Preparation of extract

      Crude propolis was obtained from faculty of agriculture, Fayoum University and was prepared according to the method of Mani [17].

Experimental designs

      The rats were divided equally into 4 groups (each group contains 8 rats) as following:

      Group I (normal control): rats were kept under the standard condition for four weeks then scarified at the end of the experiment.

      Group II (doxorubicin): It is the positive control group; rats were injected once with intraperitoneal doxorubicin (10 mg /kg) [4] then sacrificed after 48 hours.
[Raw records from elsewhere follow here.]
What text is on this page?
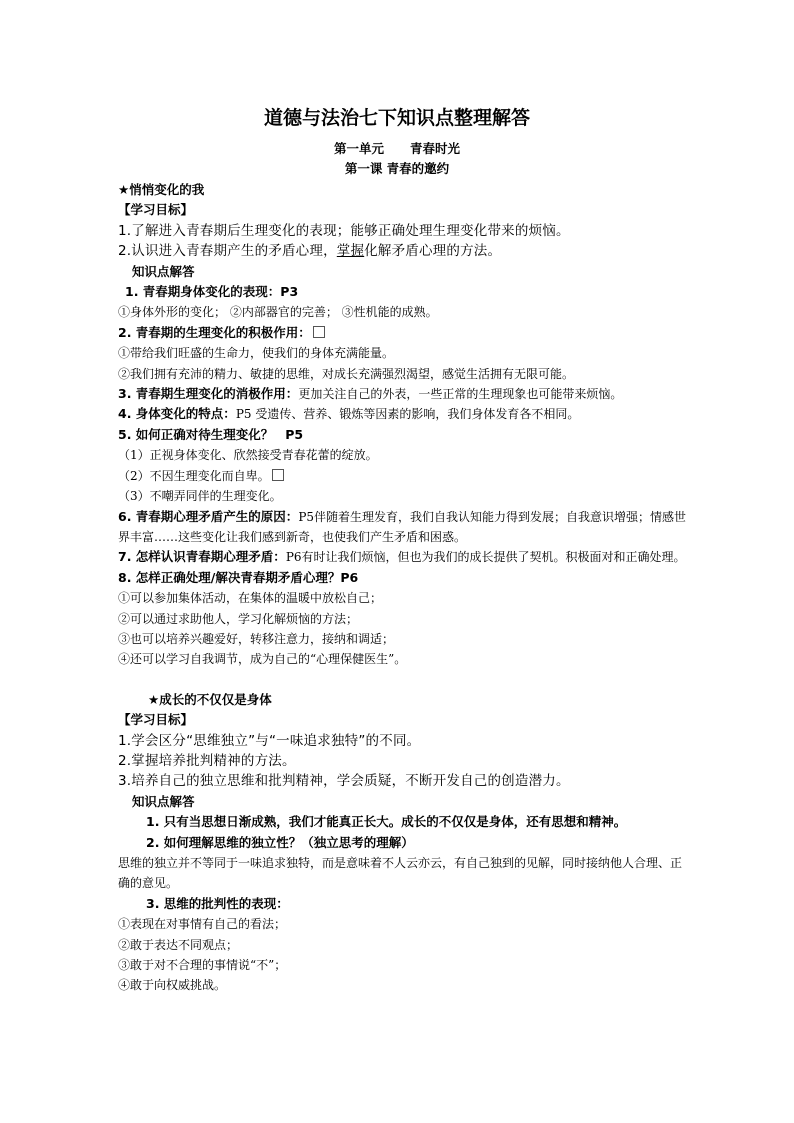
道德与法治七下知识点整理解答
第一单元 青春时光
第一课 青春的邀约
★悄悄变化的我
【学习目标】
1.了解进入青春期后生理变化的表现；能够正确处理生理变化带来的烦恼。
2.认识进入青春期产生的矛盾心理，掌握化解矛盾心理的方法。
知识点解答
1. 青春期身体变化的表现：P3
①身体外形的变化； ②内部器官的完善； ③性机能的成熟。
2. 青春期的生理变化的积极作用：
①带给我们旺盛的生命力，使我们的身体充满能量。
②我们拥有充沛的精力、敏捷的思维，对成长充满强烈渴望，感觉生活拥有无限可能。
3. 青春期生理变化的消极作用：更加关注自己的外表，一些正常的生理现象也可能带来烦恼。
4. 身体变化的特点：P5 受遗传、营养、锻炼等因素的影响，我们身体发育各不相同。
5. 如何正确对待生理变化？ P5
（1）正视身体变化、欣然接受青春花蕾的绽放。
（2）不因生理变化而自卑。
（3）不嘲弄同伴的生理变化。
6. 青春期心理矛盾产生的原因：P5伴随着生理发育，我们自我认知能力得到发展；自我意识增强；情感世界丰富……这些变化让我们感到新奇，也使我们产生矛盾和困惑。
7. 怎样认识青春期心理矛盾：P6有时让我们烦恼，但也为我们的成长提供了契机。积极面对和正确处理。
8. 怎样正确处理/解决青春期矛盾心理？P6
①可以参加集体活动，在集体的温暖中放松自己；
②可以通过求助他人，学习化解烦恼的方法；
③也可以培养兴趣爱好，转移注意力，接纳和调适；
④还可以学习自我调节，成为自己的“心理保健医生”。
★成长的不仅仅是身体
【学习目标】
1.学会区分“思维独立”与“一味追求独特”的不同。
2.掌握培养批判精神的方法。
3.培养自己的独立思维和批判精神，学会质疑，不断开发自己的创造潜力。
知识点解答
1. 只有当思想日渐成熟，我们才能真正长大。成长的不仅仅是身体，还有思想和精神。
2. 如何理解思维的独立性？（独立思考的理解）
思维的独立并不等同于一味追求独特，而是意味着不人云亦云，有自己独到的见解，同时接纳他人合理、正确的意见。
3. 思维的批判性的表现：
①表现在对事情有自己的看法；
②敢于表达不同观点；
③敢于对不合理的事情说“不”；
④敢于向权威挑战。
      Group III (propolis+ doxorubicin): It is the protected group, rats were received propolis (200 mg /kg) [14] daily for four weeks by gastric intubation then injected with intraperitoneal doxorubicin (10 mg/kg) and sacrificed after 48 hours.

      Group IV (doxorubicin+ propolis): It is the treated group, rats were injected with intraperitoneal doxorubicin (10 mg /kg) then after 2 days, started to receive propolis (200 mg / kg) daily for four weeks and sacrificed at the end.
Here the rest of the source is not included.